片方がもう片方を追う様に、距離を置いて、しかし双方高速での移動が繰り広げられる。
影同士の距離が100メートルほどとなった時、片方の影は木の枝上で止まり、様子を伺う後方の影は茂みに身を隠す。
茂みに隠れながら様子を伺う影・日向ハナビは追っている対象を白眼で監視し続けていた。
歳月を経て、かつての黙雷悟と近い背丈になった彼女の雰囲気は随分と変わっていた。
髪をロングからショートへと変え、後ろで短く纏めている。
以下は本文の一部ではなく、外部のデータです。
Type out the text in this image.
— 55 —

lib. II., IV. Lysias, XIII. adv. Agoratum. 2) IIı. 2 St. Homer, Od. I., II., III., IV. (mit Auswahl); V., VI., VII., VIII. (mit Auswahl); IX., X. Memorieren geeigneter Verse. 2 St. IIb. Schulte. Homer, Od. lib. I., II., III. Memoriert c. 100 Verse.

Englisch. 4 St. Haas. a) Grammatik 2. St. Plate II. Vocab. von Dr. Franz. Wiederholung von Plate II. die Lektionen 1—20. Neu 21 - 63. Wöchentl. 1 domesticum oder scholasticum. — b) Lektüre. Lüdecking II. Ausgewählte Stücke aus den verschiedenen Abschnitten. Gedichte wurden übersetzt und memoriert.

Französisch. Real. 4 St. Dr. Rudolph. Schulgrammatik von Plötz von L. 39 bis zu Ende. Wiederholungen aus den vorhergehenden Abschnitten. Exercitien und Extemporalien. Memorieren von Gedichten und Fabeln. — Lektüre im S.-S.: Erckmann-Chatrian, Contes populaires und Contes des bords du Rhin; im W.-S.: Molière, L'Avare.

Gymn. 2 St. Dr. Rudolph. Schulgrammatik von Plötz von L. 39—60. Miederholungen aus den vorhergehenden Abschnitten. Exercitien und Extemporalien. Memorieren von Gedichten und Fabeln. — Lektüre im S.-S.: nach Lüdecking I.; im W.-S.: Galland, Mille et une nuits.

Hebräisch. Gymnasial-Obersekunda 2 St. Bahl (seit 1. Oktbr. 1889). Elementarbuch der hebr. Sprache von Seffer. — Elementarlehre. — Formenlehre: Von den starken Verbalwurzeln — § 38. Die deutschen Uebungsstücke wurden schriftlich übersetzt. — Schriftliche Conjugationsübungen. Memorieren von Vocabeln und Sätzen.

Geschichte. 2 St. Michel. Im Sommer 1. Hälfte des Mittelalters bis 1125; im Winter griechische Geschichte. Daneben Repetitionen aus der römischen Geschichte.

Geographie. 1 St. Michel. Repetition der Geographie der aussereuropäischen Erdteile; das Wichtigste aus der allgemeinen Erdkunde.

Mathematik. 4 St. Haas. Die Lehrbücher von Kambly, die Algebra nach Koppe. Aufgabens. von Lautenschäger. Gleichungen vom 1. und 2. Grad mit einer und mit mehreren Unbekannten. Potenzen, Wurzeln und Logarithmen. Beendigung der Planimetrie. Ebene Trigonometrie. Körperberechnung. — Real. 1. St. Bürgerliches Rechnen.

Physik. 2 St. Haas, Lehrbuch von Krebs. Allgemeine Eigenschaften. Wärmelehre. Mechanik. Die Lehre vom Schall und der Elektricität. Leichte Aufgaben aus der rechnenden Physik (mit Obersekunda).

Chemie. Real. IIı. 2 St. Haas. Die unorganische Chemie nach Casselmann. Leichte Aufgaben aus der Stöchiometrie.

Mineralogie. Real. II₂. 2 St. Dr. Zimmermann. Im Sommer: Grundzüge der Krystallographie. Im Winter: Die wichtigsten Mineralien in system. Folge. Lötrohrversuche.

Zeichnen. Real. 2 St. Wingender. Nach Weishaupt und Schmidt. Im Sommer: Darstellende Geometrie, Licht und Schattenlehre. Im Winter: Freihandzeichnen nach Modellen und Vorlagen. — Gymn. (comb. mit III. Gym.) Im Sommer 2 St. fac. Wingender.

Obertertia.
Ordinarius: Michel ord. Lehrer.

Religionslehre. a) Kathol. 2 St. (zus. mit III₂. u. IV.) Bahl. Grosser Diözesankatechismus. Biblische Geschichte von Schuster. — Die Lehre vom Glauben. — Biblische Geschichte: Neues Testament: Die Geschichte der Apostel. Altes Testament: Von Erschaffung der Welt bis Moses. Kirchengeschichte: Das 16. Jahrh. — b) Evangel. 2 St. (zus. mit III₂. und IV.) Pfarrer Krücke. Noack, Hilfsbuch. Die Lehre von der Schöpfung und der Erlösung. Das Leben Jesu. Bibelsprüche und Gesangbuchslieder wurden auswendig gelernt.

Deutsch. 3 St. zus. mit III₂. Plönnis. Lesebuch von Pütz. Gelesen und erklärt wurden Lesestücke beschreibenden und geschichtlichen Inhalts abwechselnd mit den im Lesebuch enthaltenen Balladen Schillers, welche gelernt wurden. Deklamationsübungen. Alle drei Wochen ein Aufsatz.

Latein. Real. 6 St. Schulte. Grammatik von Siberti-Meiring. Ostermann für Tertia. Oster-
黒い服と腕全体を覆う包帯、腰には年季の入った腰布を巻きその両側には二つの木ノ葉の額当てが見て取れる。
2つの内片方の額当ては傷と歪みがあり、もう片方は新品のように金属の光沢が鈍く輝いている。
そして腰の後ろ側には、それまた傷のついた無地の仮面が下げられていた。
そんな彼女は1人、木の枝の上で休息を取っている存在に注意を向ける。
(……移動能力は対象の方が上……林を抜けられたら追いつけなくなる……距離は充分狙える、仕掛けるならここだっ!)
ハナビは掌をピンと張り、チャクラを巡らせる。
掌に集まったチャクラはその形態を変化させ、薄く、薄く伸びギザギザとした円盤状に変形する。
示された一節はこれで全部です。